SAN SEBASTIANO E SANT’ANTONIO
San Sebastiano è il patrono di Castel Gandolfo. Un tempo, la prima domenica di settembre si organizzava la festa in onore del santo, caratterizzata da una spettacolare processione: interpreti principali erano un giovinetto, che incedeva solennemente con lo scettro e la corona, seguito da una fanciulla con tanto di diadema e manto regale. Essi rappresentavano l’Imperatore e l’Imperatrice della Dottrina Cristiana, ovvero i vincitori di una gara catechista molto severa, ed a seguirli c’era la cosiddetta “schiera dei perdenti”, ossia un folto gruppo di bambini e bambine che impersonavano i ruoli pur sempre dignitosi di principi e principesse.

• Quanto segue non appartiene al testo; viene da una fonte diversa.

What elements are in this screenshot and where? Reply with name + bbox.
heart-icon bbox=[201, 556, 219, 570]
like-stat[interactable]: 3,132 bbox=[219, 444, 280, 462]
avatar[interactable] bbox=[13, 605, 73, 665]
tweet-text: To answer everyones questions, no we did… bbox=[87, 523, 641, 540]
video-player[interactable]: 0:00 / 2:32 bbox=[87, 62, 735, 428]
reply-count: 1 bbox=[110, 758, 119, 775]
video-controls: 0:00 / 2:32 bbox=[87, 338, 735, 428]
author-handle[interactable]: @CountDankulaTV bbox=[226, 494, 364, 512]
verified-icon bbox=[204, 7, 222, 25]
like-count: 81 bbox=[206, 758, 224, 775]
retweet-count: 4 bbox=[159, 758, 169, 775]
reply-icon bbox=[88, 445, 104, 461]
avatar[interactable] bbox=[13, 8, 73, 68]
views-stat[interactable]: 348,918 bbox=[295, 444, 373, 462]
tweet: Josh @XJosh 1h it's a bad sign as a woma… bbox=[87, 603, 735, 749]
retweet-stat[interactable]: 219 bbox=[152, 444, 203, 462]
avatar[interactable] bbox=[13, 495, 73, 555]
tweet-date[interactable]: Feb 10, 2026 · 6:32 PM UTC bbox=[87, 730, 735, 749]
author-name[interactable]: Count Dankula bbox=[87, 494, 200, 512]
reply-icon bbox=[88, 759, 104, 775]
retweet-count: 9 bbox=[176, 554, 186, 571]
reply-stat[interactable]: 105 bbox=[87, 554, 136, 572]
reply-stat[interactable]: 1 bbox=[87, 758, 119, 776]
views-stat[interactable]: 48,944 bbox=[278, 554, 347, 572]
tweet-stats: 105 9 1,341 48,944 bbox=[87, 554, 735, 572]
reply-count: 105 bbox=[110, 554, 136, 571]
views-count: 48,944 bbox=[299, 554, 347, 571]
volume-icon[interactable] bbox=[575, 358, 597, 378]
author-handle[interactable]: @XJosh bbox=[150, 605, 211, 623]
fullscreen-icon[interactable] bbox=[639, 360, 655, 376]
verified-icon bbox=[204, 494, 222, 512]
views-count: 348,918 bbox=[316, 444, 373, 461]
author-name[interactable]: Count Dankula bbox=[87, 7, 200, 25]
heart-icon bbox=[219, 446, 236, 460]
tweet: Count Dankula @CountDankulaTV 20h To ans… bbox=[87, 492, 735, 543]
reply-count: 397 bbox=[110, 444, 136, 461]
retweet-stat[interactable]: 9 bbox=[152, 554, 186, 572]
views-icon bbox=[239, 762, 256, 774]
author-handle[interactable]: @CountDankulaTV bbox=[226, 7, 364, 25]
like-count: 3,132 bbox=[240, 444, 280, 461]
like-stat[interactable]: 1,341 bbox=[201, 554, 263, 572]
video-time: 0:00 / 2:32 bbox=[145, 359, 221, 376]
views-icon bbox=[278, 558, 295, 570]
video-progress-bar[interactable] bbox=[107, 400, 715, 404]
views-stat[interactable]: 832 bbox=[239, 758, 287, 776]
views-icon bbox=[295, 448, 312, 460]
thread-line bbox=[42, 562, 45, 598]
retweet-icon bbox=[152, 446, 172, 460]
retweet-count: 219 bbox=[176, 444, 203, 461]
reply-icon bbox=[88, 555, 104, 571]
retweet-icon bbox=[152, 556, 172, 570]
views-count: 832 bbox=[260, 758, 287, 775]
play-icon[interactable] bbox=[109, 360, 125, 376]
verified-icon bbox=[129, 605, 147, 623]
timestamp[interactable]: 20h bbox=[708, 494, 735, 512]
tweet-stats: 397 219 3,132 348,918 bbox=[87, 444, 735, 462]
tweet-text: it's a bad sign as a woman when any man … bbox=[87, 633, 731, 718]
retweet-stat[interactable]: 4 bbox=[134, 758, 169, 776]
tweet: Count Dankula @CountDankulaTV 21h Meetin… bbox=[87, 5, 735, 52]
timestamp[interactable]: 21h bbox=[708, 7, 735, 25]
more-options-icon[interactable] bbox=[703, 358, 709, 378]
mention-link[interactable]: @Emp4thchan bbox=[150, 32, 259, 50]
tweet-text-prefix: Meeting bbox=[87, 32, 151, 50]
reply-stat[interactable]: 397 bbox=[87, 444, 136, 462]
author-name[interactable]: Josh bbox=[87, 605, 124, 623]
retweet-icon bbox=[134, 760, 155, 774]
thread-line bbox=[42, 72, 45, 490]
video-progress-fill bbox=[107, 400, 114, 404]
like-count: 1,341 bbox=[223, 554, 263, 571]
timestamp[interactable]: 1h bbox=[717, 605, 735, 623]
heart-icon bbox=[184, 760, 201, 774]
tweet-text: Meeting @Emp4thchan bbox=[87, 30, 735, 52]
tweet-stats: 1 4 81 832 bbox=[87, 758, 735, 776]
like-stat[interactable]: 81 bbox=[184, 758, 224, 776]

Sant’Antonio è invece il patrono di Velletri e si festeggia il 17 gennaio: due le caratteristiche tipiche della cerimonia commemorativa, la cavalcata e la corsa dell’anello. La cavalcata è in costume con tanto di stendardo raffigurante il volto del santo, che viene vinto in un’apposita gara da colui che ha poi l’obbligo e l’onore di custodirlo gelosamente nella maniera più degna, per un anno intero, nella propria abitazione. La corsa dell’anello è invece un’emozionante gara equestre di origine medievale, che consiste nel centrare un anello dal dorso di un cavallo in piena corsa.
L’INFIORATA DI GENZANO
La più celebre delle tradizioni dei Castelli Romani è probabilmente l’Infiorata di Genzano: la tradizione di questa splendida festa risale al 1778, quando in occasione del Corpus Domini la famiglia Leofreddi ebbe l’idea di disporre fiori davanti alla propria casa, al centro della strada dove doveva passare la processione con il Santissimo. L’esempio fu imitato da numerose altre famiglie in decorazioni floreali che sono diventate sempre più elaborate nei secoli e negli ultimi anni in una sorta di gara e di creazione artistica, trasformandosi in un avvenimento di fama internazionale.
Massimo d’Azeglio ne lasciò ne I Miei Ricordi una precisa descrizione, che ancor oggi racconta perfettamente l’atmosfera che si respira nel borgo: “Alcuni giorni innanzi la festa, le donne e le ragazze del paese vanno per i prati, per i boschi, per i giardini e li spogliano di fiori, che portano a casa a fastelli. Poi sfogliano questi fiori ad uno ad uno, ammucchiano le foglie dello stesso colore; onde compongono alla fine una specie di tavolozza piena di tinte diverse. Ogni casa che fronteggi la strada, s’incarica di coprire lo spazio che le sta dinanzi, ed eseguisce un disegno diverso. L’insieme riesce vivacissimo, e visto dal piede della salita, si mostra come un tappeto magnifico floreale”.